Tenno Con is essentially a convention celebrating Warframe and Digital Extremes’ new IP, Soulframe. When you read that base level one-liner, it can be easy to write it off as something small, and well, you’d be wrong. In the current environment, where every worse person you know just won’t stop highlighting the reason that people don’t play multiplayer games, an event like Tenno Con is a good reminder of what gaming is actually about.
We tend to joke about “the gamers TM,” but the reality is that this hobby is something that pulls people together, gives something to celebrate, and something to hold onto when everything is hard. With 3,000 people in attendance at this year’s Tenno Con, taking up three areas in London, Ontario’s City Centre, it was the largest the convention has ever been.
I have only ever dabbled in Warframe. I don’t know much about the lore, but I’ve played enough to recognize DE’s unique visual style. But when you’re in a sea of people who are moved by it all, you start to fall in love with it yourself. I never felt out of place; I felt welcomed, and while it wasn’t my own home, it felt like visiting a friend.
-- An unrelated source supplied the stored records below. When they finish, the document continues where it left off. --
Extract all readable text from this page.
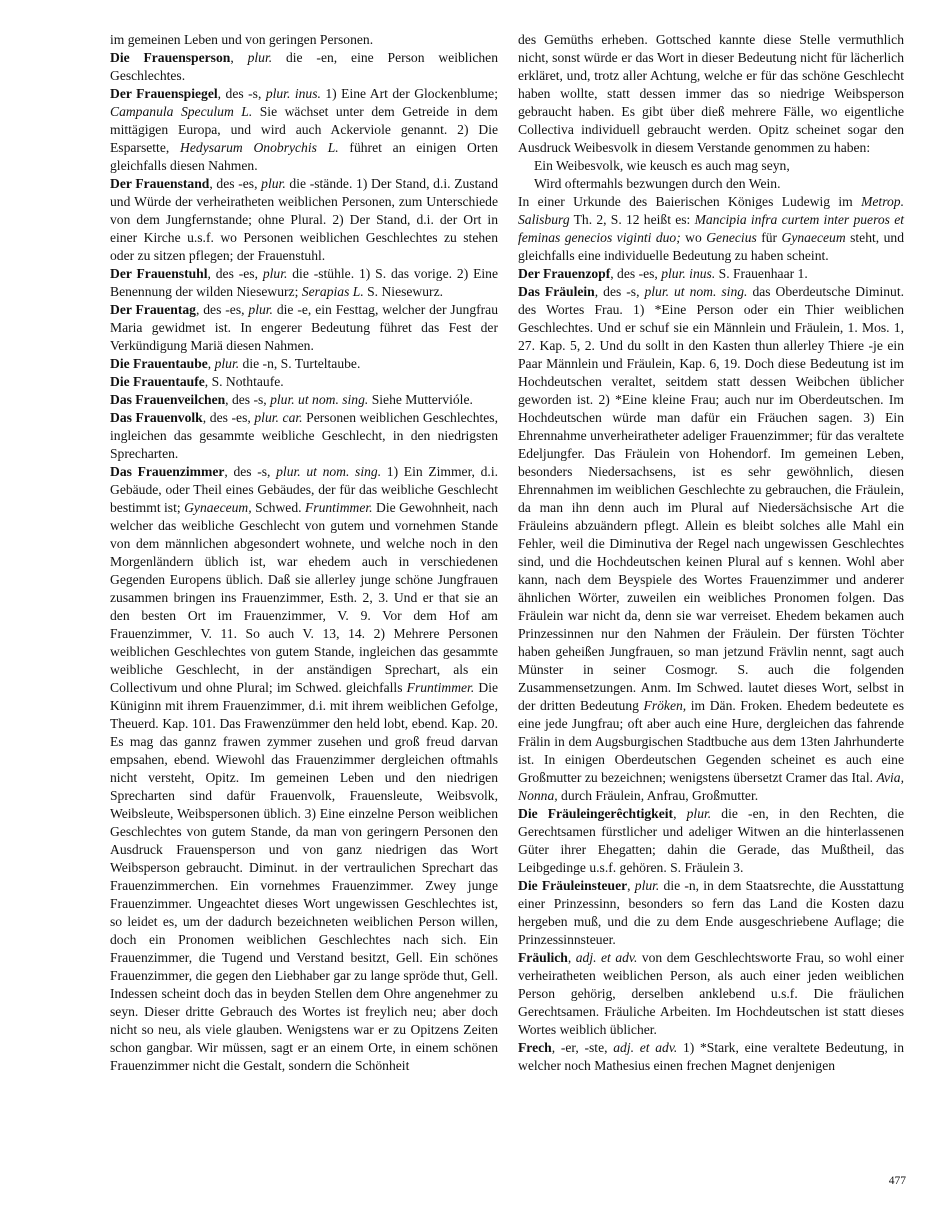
im gemeinen Leben und von geringen Personen.

Die Frauensperson, plur. die -en, eine Person weiblichen Geschlechtes.

Der Frauenspiegel, des -s, plur. inus. 1) Eine Art der Glockenblume; Campanula Speculum L. Sie wächset unter dem Getreide in dem mittägigen Europa, und wird auch Ackerviole genannt. 2) Die Esparsette, Hedysarum Onobrychis L. führet an einigen Orten gleichfalls diesen Nahmen.

Der Frauenstand, des -es, plur. die -stände. 1) Der Stand, d.i. Zustand und Würde der verheiratheten weiblichen Personen, zum Unterschiede von dem Jungfernstande; ohne Plural. 2) Der Stand, d.i. der Ort in einer Kirche u.s.f. wo Personen weiblichen Geschlechtes zu stehen oder zu sitzen pflegen; der Frauenstuhl.

Der Frauenstuhl, des -es, plur. die -stühle. 1) S. das vorige. 2) Eine Benennung der wilden Niesewurz; Serapias L. S. Niesewurz.

Der Frauentag, des -es, plur. die -e, ein Festtag, welcher der Jungfrau Maria gewidmet ist. In engerer Bedeutung führet das Fest der Verkündigung Mariä diesen Nahmen.

Die Frauentaube, plur. die -n, S. Turteltaube.

Die Frauentaufe, S. Nothtaufe.

Das Frauenveilchen, des -s, plur. ut nom. sing. Siehe Muttervióle.

Das Frauenvolk, des -es, plur. car. Personen weiblichen Geschlechtes, ingleichen das gesammte weibliche Geschlecht, in den niedrigsten Sprecharten.

Das Frauenzimmer, des -s, plur. ut nom. sing. 1) Ein Zimmer, d.i. Gebäude, oder Theil eines Gebäudes, der für das weibliche Geschlecht bestimmt ist; Gynaeceum, Schwed. Fruntimmer. Die Gewohnheit, nach welcher das weibliche Geschlecht von gutem und vornehmen Stande von dem männlichen abgesondert wohnete, und welche noch in den Morgenländern üblich ist, war ehedem auch in verschiedenen Gegenden Europens üblich. Daß sie allerley junge schöne Jungfrauen zusammen bringen ins Frauenzimmer, Esth. 2, 3. Und er that sie an den besten Ort im Frauenzimmer, V. 9. Vor dem Hof am Frauenzimmer, V. 11. So auch V. 13, 14. 2) Mehrere Personen weiblichen Geschlechtes von gutem Stande, ingleichen das gesammte weibliche Geschlecht, in der anständigen Sprechart, als ein Collectivum und ohne Plural; im Schwed. gleichfalls Fruntimmer. Die Küniginn mit ihrem Frauenzimmer, d.i. mit ihrem weiblichen Gefolge, Theuerd. Kap. 101. Das Frawenzümmer den held lobt, ebend. Kap. 20. Es mag das gannz frawen zymmer zusehen und groß freud darvan empsahen, ebend. Wiewohl das Frauenzimmer dergleichen oftmahls nicht versteht, Opitz. Im gemeinen Leben und den niedrigen Sprecharten sind dafür Frauenvolk, Frauensleute, Weibsvolk, Weibsleute, Weibspersonen üblich. 3) Eine einzelne Person weiblichen Geschlechtes von gutem Stande, da man von geringern Personen den Ausdruck Frauensperson und von ganz niedrigen das Wort Weibsperson gebraucht. Diminut. in der vertraulichen Sprechart das Frauenzimmerchen. Ein vornehmes Frauenzimmer. Zwey junge Frauenzimmer. Ungeachtet dieses Wort ungewissen Geschlechtes ist, so leidet es, um der dadurch bezeichneten weiblichen Person willen, doch ein Pronomen weiblichen Geschlechtes nach sich. Ein Frauenzimmer, die Tugend und Verstand besitzt, Gell. Ein schönes Frauenzimmer, die gegen den Liebhaber gar zu lange spröde thut, Gell. Indessen scheint doch das in beyden Stellen dem Ohre angenehmer zu seyn. Dieser dritte Gebrauch des Wortes ist freylich neu; aber doch nicht so neu, als viele glauben. Wenigstens war er zu Opitzens Zeiten schon gangbar. Wir müssen, sagt er an einem Orte, in einem schönen Frauenzimmer nicht die Gestalt, sondern die Schönheit

des Gemüths erheben. Gottsched kannte diese Stelle vermuthlich nicht, sonst würde er das Wort in dieser Bedeutung nicht für lächerlich erkläret, und, trotz aller Achtung, welche er für das schöne Geschlecht haben wollte, statt dessen immer das so niedrige Weibsperson gebraucht haben. Es gibt über dieß mehrere Fälle, wo eigentliche Collectiva individuell gebraucht werden. Opitz scheinet sogar den Ausdruck Weibesvolk in diesem Verstande genommen zu haben:

Ein Weibesvolk, wie keusch es auch mag seyn,

Wird oftermahls bezwungen durch den Wein.

In einer Urkunde des Baierischen Königes Ludewig im Metrop. Salisburg Th. 2, S. 12 heißt es: Mancipia infra curtem inter pueros et feminas genecios viginti duo; wo Genecius für Gynaeceum steht, und gleichfalls eine individuelle Bedeutung zu haben scheint.

Der Frauenzopf, des -es, plur. inus. S. Frauenhaar 1.

Das Fräulein, des -s, plur. ut nom. sing. das Oberdeutsche Diminut. des Wortes Frau. 1) *Eine Person oder ein Thier weiblichen Geschlechtes. Und er schuf sie ein Männlein und Fräulein, 1. Mos. 1, 27. Kap. 5, 2. Und du sollt in den Kasten thun allerley Thiere -je ein Paar Männlein und Fräulein, Kap. 6, 19. Doch diese Bedeutung ist im Hochdeutschen veraltet, seitdem statt dessen Weibchen üblicher geworden ist. 2) *Eine kleine Frau; auch nur im Oberdeutschen. Im Hochdeutschen würde man dafür ein Fräuchen sagen. 3) Ein Ehrennahme unverheiratheter adeliger Frauenzimmer; für das veraltete Edeljungfer. Das Fräulein von Hohendorf. Im gemeinen Leben, besonders Niedersachsens, ist es sehr gewöhnlich, diesen Ehrennahmen im weiblichen Geschlechte zu gebrauchen, die Fräulein, da man ihn denn auch im Plural auf Niedersächsische Art die Fräuleins abzuändern pflegt. Allein es bleibt solches alle Mahl ein Fehler, weil die Diminutiva der Regel nach ungewissen Geschlechtes sind, und die Hochdeutschen keinen Plural auf s kennen. Wohl aber kann, nach dem Beyspiele des Wortes Frauenzimmer und anderer ähnlichen Wörter, zuweilen ein weibliches Pronomen folgen. Das Fräulein war nicht da, denn sie war verreiset. Ehedem bekamen auch Prinzessinnen nur den Nahmen der Fräulein. Der fürsten Töchter haben geheißen Jungfrauen, so man jetzund Frävlin nennt, sagt auch Münster in seiner Cosmogr. S. auch die folgenden Zusammensetzungen. Anm. Im Schwed. lautet dieses Wort, selbst in der dritten Bedeutung Fröken, im Dän. Froken. Ehedem bedeutete es eine jede Jungfrau; oft aber auch eine Hure, dergleichen das fahrende Frälin in dem Augsburgischen Stadtbuche aus dem 13ten Jahrhunderte ist. In einigen Oberdeutschen Gegenden scheinet es auch eine Großmutter zu bezeichnen; wenigstens übersetzt Cramer das Ital. Avia, Nonna, durch Fräulein, Anfrau, Großmutter.

Die Fräuleingerêchtigkeit, plur. die -en, in den Rechten, die Gerechtsamen fürstlicher und adeliger Witwen an die hinterlassenen Güter ihrer Ehegatten; dahin die Gerade, das Mußtheil, das Leibgedinge u.s.f. gehören. S. Fräulein 3.

Die Fräuleinsteuer, plur. die -n, in dem Staatsrechte, die Ausstattung einer Prinzessinn, besonders so fern das Land die Kosten dazu hergeben muß, und die zu dem Ende ausgeschriebene Auflage; die Prinzessinnsteuer.

Fräulich, adj. et adv. von dem Geschlechtsworte Frau, so wohl einer verheiratheten weiblichen Person, als auch einer jeden weiblichen Person gehörig, derselben anklebend u.s.f. Die fräulichen Gerechtsamen. Fräuliche Arbeiten. Im Hochdeutschen ist statt dieses Wortes weiblich üblicher.

Frech, -er, -ste, adj. et adv. 1) *Stark, eine veraltete Bedeutung, in welcher noch Mathesius einen frechen Magnet denjenigen

477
Tenno Con 2025 celebrates 10 years of the convention and the community that built it.
Throughout the weekend, I spoke with various attendees outside the TennoConcert venue, in the con photo areas, and even in the hotel lobby. I spoke with attendees from China, Japan, France, and even Serbia. Whether they were a married couple who met in-game, a Tenno who had been playing since launch, or newcomers into the community, they all had variations of the same story.
Warframe connected them to people during both hard times and good times, keeping them grounded during the COVID pandemic and making them feel welcomed when nowhere else did. That’s why gaming is important, and we lose sight of that.
During the Tenno Con 2025 keynote, delivered by Warframe Creative Director Rebb Ford and Community Director Megan Everett, the duo also showcased how the Warframe community and Digital Extremes have been working to give back to the people around them. Tenno Con isn’t a moment for the studio to make money, and that was apparent right from the start.
Tenno Con has two charity partners this year, Make-A-Wish and the Canadian Mental Health Association’s Thames Valley Addiction and Mental Health Services. The former, featured on the show floor, has already granted one wish to James Conlin. He wanted to be a famous voice actor. So, the studio worked with him and had him voice a character named Ollie last year. Conlin returned to Tenno Con this year to a crowd chanting his character’s name. He signed autographs at the Make-A-Wish booth, and it is impossible not to be moved by that.
Digital Extremes has used TennoCon to give back to more than just their players.
By the same token, Digital Extremes also chose a local charity. Too often, we see conventions come into towns and take from them. This was most apparent at this year’s Summer Game Fest, happening in the section of Los Angeles that experienced ICE raids. Sure, they contribute to the economy, but they don’t build up a city with the intention that Digital Extremes has done.
If you’re unfamiliar, the Canadian Mental Health Association Thames Valley Addiction and Mental Health Services is an integrated mental health and addiction agency providing community-based supports and services across Elgin, Middlesex, Oxford, and South Huron Counties. With a $100,000 donation to the organization, the studio contributed to the construction of two homes for two families.
Like almost every city in North America, homelessness and mental health support are issues in London. And as their HQ city, Digital Extreme made the intentional decision to give back. To build their city and ensure that Tenno Con left it better than before it was held.
When I say Tenno Con is about community, I mean that in the largest and smallest sense of the world. DE has created an event and environment that looks to invigorate the city of London as much as it does the players who traveled from across the world to attend it.
Video Games are about the people who make them and play them, and that’s the core takeaway from Tenno Con 2025.
Tenno Con isn’t about a video game; it’s the people. It’s about the developers who have spent their careers crafting an expansive world that continues to grow, the players who keep it going, the voice talent that brings the characters to life, and the community they have all built together. I’ve been to a lot of conventions, and while they’re all about community, there’s something viscerally different about being united around one game that feels like walking into a new world.
I experienced this last year at EverQuest’s Fippy Fest, and now I’m experiencing it again at Tenno Con. For me, gaming has always been about playing with other people. It’s a way to connect and bond with people you would never meet otherwise, whether it be due to location, language, or any other number of differences.
People make games, people play games, and that’s it’s all about. To quote Nicole Kidman’s AMC commercial, “We come to this place for magic,” and that place is gaming. When we embrace communities like the one that has developed around Warframe, we see our best selves.
This may not be the Tenno Con recap you expected to read, but the reality is that Tenno Con’s 10-Year Celebration offered exciting announcements, and you can read those here. However, it felt wrong to attend a moment important to so many people and reduce it to just its news beats. This was about the Tennos, and after this weekend, I want to join them.
Tenno Con 2025 took place in London, Ontario, from July 18 to July 19, 2025.